I did my best to stay away from the news today. Instead, I got up early before work and kept my morning date with Pádraig Ó Tuama’s In the Shelter, journaled, prayed, drank coffee, and fed puppies. Actually, the pups demanded they be first on the list and then the rest fell in order.
Pádraig pointed to one of my favorite stories in the gospels in my reading this morning: Jesus’ encounter with the woman who had been hemorrhaging for twelve years. Mark is the gospel writer who tells the story, and his is the gospel of human touch. No social distancing here. The woman had heard of Jesus and was determined to get to him in the crowd. She is not named. But the way Mark tells the story, we know the details of her life. We may not know what to call her, but we are in the crowd with her, we are seeing Jesus as she sees him, we know what she has at stake as she jostles and pushes to get closer to Jesus. All she wants to do is touch his cloak. She is convinced that would do it.
Mark gives us her eyes.
That also means Mark doesn’t tell us about any of the others she pushes past. We are taken by her singleness of purpose; we no nothing of anyone else’s story, just like the disciples who were gathered around Jesus trying to protect him from the crowd–the abstraction.

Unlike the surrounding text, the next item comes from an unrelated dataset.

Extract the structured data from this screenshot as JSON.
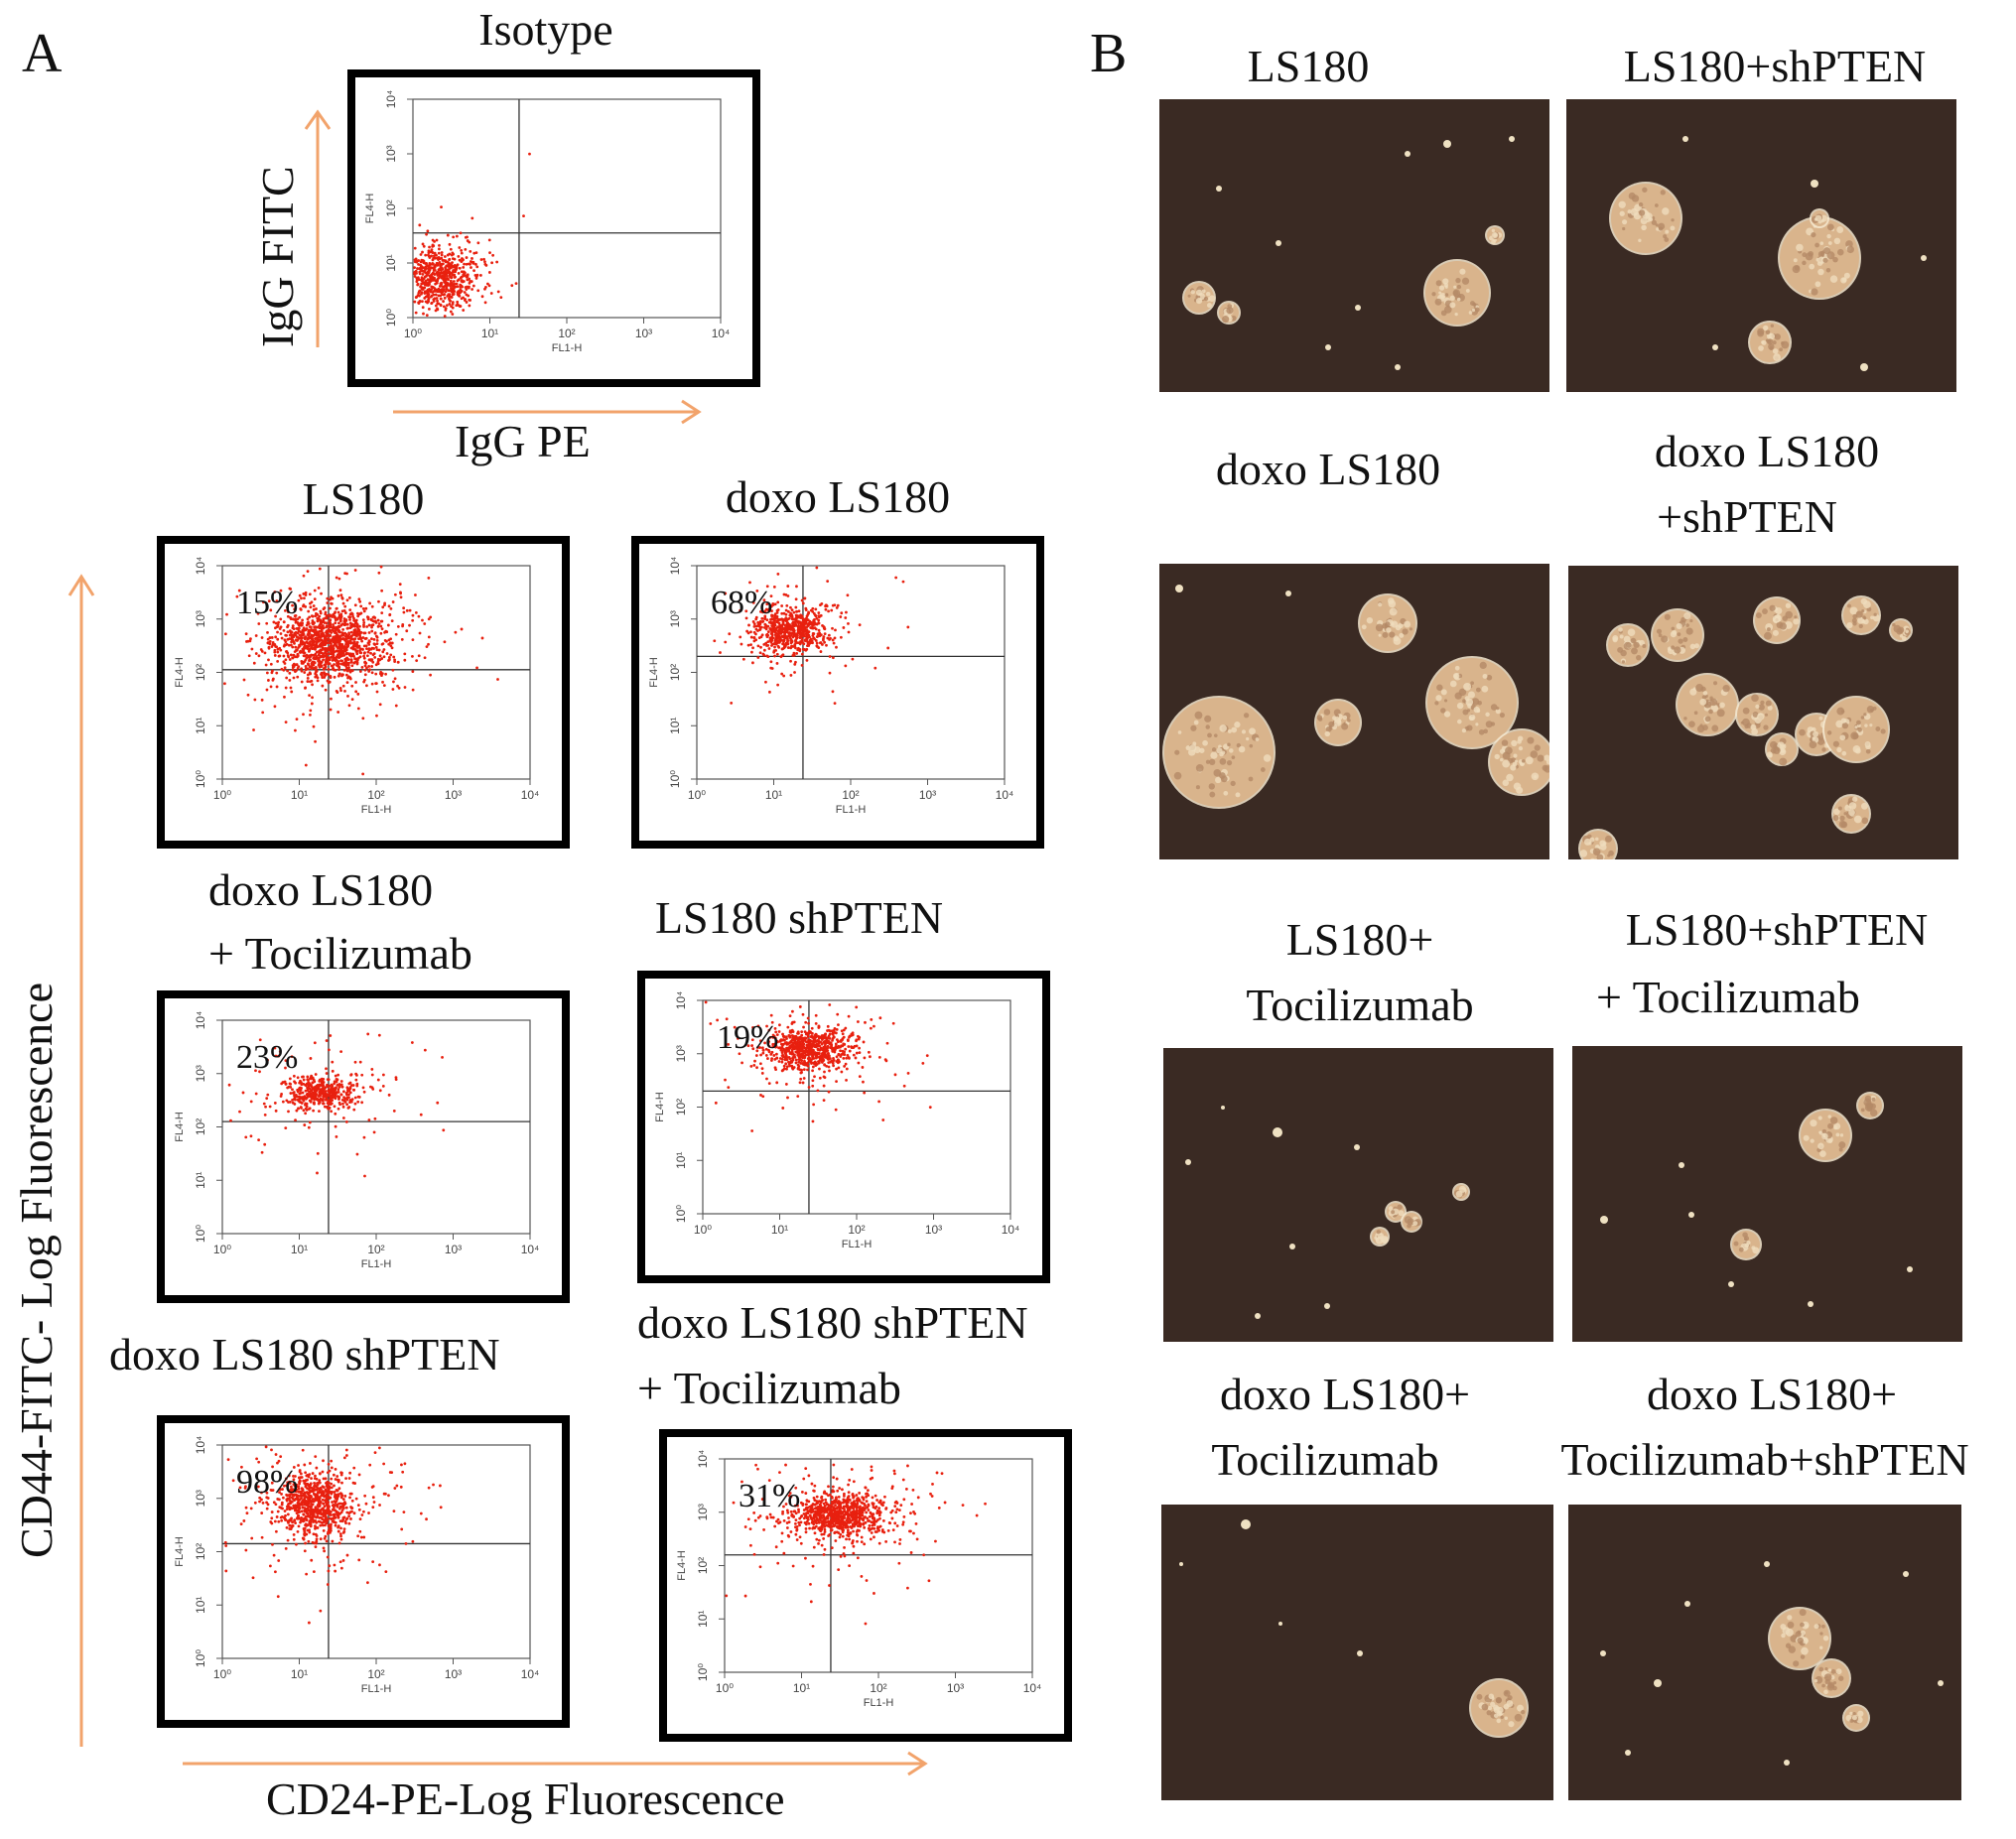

This evening I dared to open the Times digital front page to find that the Economic Stimulus Bill was being blocked by four Republican senators who are worried that the unemployment compensation is so generous that people will choose not to work. As though that is actually a choice at this point. The fact that we keep using the language of stimulating the economy is troublesome to me because the economy is an abstraction. We do not need to stimulate an abstraction, we need to help people. If people have enough money to pay bills and buy stuff, then those own businesses will be able to stay in business and the communities they live in will be able to thrive. The more abstract the bill is, the more likely it will be abused and the money won’t go to those who need it most.

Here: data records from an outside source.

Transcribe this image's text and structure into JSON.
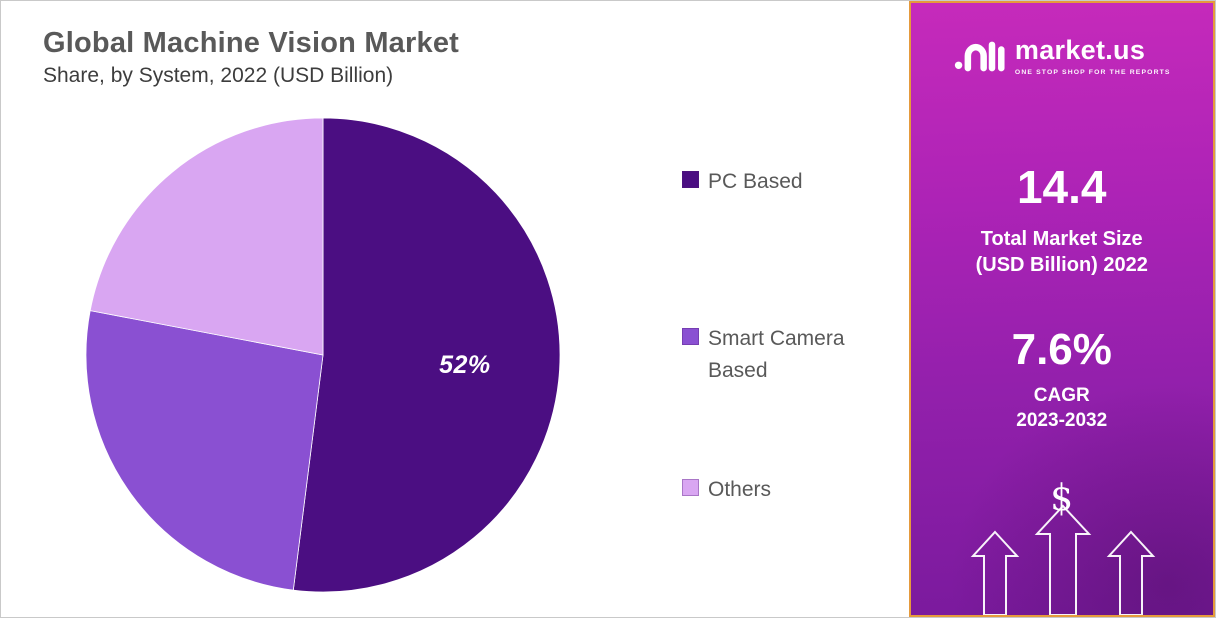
{
  "header": {
    "title": "Global Machine Vision Market",
    "subtitle": "Share, by System, 2022 (USD Billion)"
  },
  "chart_data": {
    "type": "pie",
    "title": "Global Machine Vision Market Share, by System, 2022 (USD Billion)",
    "categories": [
      "PC Based",
      "Smart Camera Based",
      "Others"
    ],
    "values": [
      52,
      26,
      22
    ],
    "unit": "%",
    "slice_labels": [
      "52%",
      "",
      ""
    ],
    "colors": [
      "#4b0e82",
      "#8a50d2",
      "#d9a6f2"
    ],
    "start_angle_deg": 0,
    "direction": "clockwise",
    "legend_position": "right",
    "legend_entries": [
      "PC Based",
      "Smart Camera Based",
      "Others"
    ]
  },
  "sidebar": {
    "logo": {
      "text": "market.us",
      "tagline": "ONE STOP SHOP FOR THE REPORTS"
    },
    "stats": [
      {
        "value": "14.4",
        "label_line1": "Total Market Size",
        "label_line2": "(USD Billion) 2022"
      },
      {
        "value": "7.6%",
        "label_line1": "CAGR",
        "label_line2": "2023-2032"
      }
    ],
    "dollar_sign": "$"
  },
  "colors": {
    "pie_pc_based": "#4b0e82",
    "pie_smart_camera": "#8a50d2",
    "pie_others": "#d9a6f2",
    "panel_border": "#e59a3c",
    "panel_gradient_top": "#c62abb",
    "panel_gradient_bottom": "#7a1a9d",
    "title_text": "#595959",
    "legend_text": "#595959",
    "slice_label_text": "#ffffff"
  }
}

We need to take care of people. Nurses. Doctors. Respiratory therapists. People working in nursing homes. Restaurant people. Grandparents. School children. Teachers. Folks experiencing homelessness. Single parents. Daycare providers. Shop keepers. Mechanics. Actors. Musicians. Artists. Baristas. Office workers. Sanitation folks. Mail carriers. The list goes on . . .
Let the corporations figure it out from the ground up, not from the perspective of the CEOs and the stock brokers. They can live off of what they have been skimming. (I will admit my bias: I am willing to let them be the anonymous crowd we have to push through to find healing.) Those who are sick and vulnerable are not the abstraction. We have gotten way too used to doing that. Those who live in poverty and who have no health insurance have been anonymous for decades and abstracted as “Welfare Moms” and the “Working Poor” whose benefits can be cut and who can be blamed for our deficits.
But compassion requires specificity. Humanizing. The virus became real to many when Rita Wilson and Tom Hanks were diagnosed. We all wait to hear the names of those we know, because we treasure those we know. They are real. They are reasons to make changes, to stay home, to pay attention. To help.
Mark says that Jesus turned around when the woman touched him and asked who had done it. The disciples were incredulous. All they saw was the crowd.
“I felt power go out of me,” he said.
The woman stepped up and identified herself.
Though Mark never gives us her name, Jesus says, “Daughter, your faith has made you well.” The fact that the woman had been bleeding for twelve years probably means the age difference between her and Jesus was not that big. Jesus wasn’t talking down to her. He was naming her in a relational context: daughter. You belong. Specifically. You are more than a face in the crowd.
Corvid-19 is its own abstraction. I see the numbers going up and I don’t know how to make sense of them. So I look to see what has changed in Connecticut. I check the numbers in Durham, North Carolina. I watch my Facebook feed for names I know. Today, it was Jackson Browne. We need to change our language. We are not trying to stop the virus; we are taking care of each other. You are taking care of me. I am taking care of you.
Trump’s daily ramblings show he sees no one but himself, so he is incapable of seeing beyond the abstractions of power and wealth. He can’t lead. Andrew Cuomo, by contrast, broke through the abstraction by talking about his mother. It gets real when it gets personal.
Pádraig said the Irish words for hug literally mean “to squeeze somebody with your heart.” We can do that across physical distance. We can deal in specifics. We can let the power go out of us, even if we can’t touch.